Лорд Джим. Тайфун (Конрад) - страница 176

– Мой отец клялся.

Она приостановилась, чтобы перевести дыхание.

– И ее отец…

Так вот что она знала! Я поспешил сказать:

– Да, но он не таков.

Это она, казалось, не намерена была оспаривать; но немного погодя странный спокойный шепот, мечтательно блуждая в воздухе, коснулся моего слуха:

– Почему он не такой? Лучше ли он?..

– Честное слово, – перебил я, – я думаю, что он лучше.

Мы оба таинственно понизили голос. У хижины, где жили рабочие (то были по большей части освобожденные рабы из крепости шерифа), кто-то затянул пронзительную, протяжную песню. По ту сторону реки большой костер – у Дорамина, я думаю, – казался пылающим шаром, совершенно отрезанным в ночи.

– Он честнее? – прошептала она.

– Да, – сказал я.

– Честнее всех других, – повторила она, растягивая слова.

– Здесь никто, – сказал я, – не подумал бы усомниться в его словах. Никто не осмелился, кроме вас.

Кажется, она шевельнулась.

– Страх никогда не оторвет его от вас, – сказал я, начиная нервничать.

Песня оборвалась на высокой ноте; где-то вдали раздались голоса. И голос Джима. Меня поразило ее молчание.

– Что он вам сказал? Он вам что-то сказал? – спросил я.

Ответа не было.

– Что такое он вам сказал? – настаивал я.

– Вы думаете, я могу вам ответить? Откуда мне знать? Как мне понять? – воскликнула она наконец. Послышался шорох. Мне показалось, что она заломила руки. – Есть что-то, чего он не может забыть.

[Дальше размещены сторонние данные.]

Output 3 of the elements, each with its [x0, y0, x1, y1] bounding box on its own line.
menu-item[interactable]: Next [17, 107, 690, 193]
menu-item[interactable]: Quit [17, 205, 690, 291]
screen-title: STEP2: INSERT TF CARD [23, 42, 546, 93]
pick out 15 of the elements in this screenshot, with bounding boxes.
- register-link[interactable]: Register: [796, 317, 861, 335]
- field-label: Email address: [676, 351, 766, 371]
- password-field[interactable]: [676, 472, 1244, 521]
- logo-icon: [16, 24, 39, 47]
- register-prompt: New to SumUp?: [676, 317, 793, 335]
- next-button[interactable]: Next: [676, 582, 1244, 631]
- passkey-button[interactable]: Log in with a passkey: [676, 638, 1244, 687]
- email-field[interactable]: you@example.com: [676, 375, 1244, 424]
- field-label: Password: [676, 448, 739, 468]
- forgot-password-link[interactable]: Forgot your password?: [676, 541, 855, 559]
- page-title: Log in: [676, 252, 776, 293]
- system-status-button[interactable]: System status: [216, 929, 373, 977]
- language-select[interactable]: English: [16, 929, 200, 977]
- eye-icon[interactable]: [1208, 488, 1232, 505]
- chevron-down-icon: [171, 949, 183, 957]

– Тем лучше для вас, – угрюмо сказал я.

– Что это такое? Что это такое? – с настойчивой мольбой спросила она. – Он говорит, что испугался. Как я могу этому поверить? Разве я сумасшедшая, чтобы этому верить? Вы все что-то вспоминаете. Все к этому возвращаетесь. Что это такое? Скажите мне. Что это? Живое оно? Мертвое? Я его ненавижу. Оно жестоко. Есть у него лицо и голос? Может он это увидеть, услышать? Во сне, быть может, когда он не видит меня… И тогда он встанет и уйдет… Ах, я никогда его не прощу. Моя мать простила, но я – никогда! Будет ли это знак, зов?

То было убедительное открытие. Она не доверяла даже его снам и, казалось, думала, что я могу объяснить ей причину. Я словно терял опору. Знак, зов! Как красноречиво было ее неведение. Всего несколько слов! Как она их познала, как сумела их выговорить – я не могу себе представить.

Женщины вдохновляются напряжением данной минуты, которое нам кажется ужасным, нелепым или бесполезным. Убедиться, что у нее есть голос, – этого одного достаточно было, чтобы прийти в ужас. Если бы упавший камень возопил от боли, это чудо не могло бы показаться более значительным и трогательным. Эти звуки, блуждающие в ночи, вскрыли мне трагизм их застигнутой мраком жизни. Невозможно было заставить ее понять. Я молча бесился, сознавая свое бессилие. И Джим… бедняга! Кому он мог быть нужен? Кто вспомнил бы его? Он добился того, чего хотел. К тому времени позабыли, должно быть, о том, что он существует. Они подчинили себе судьбу. И были трагичны.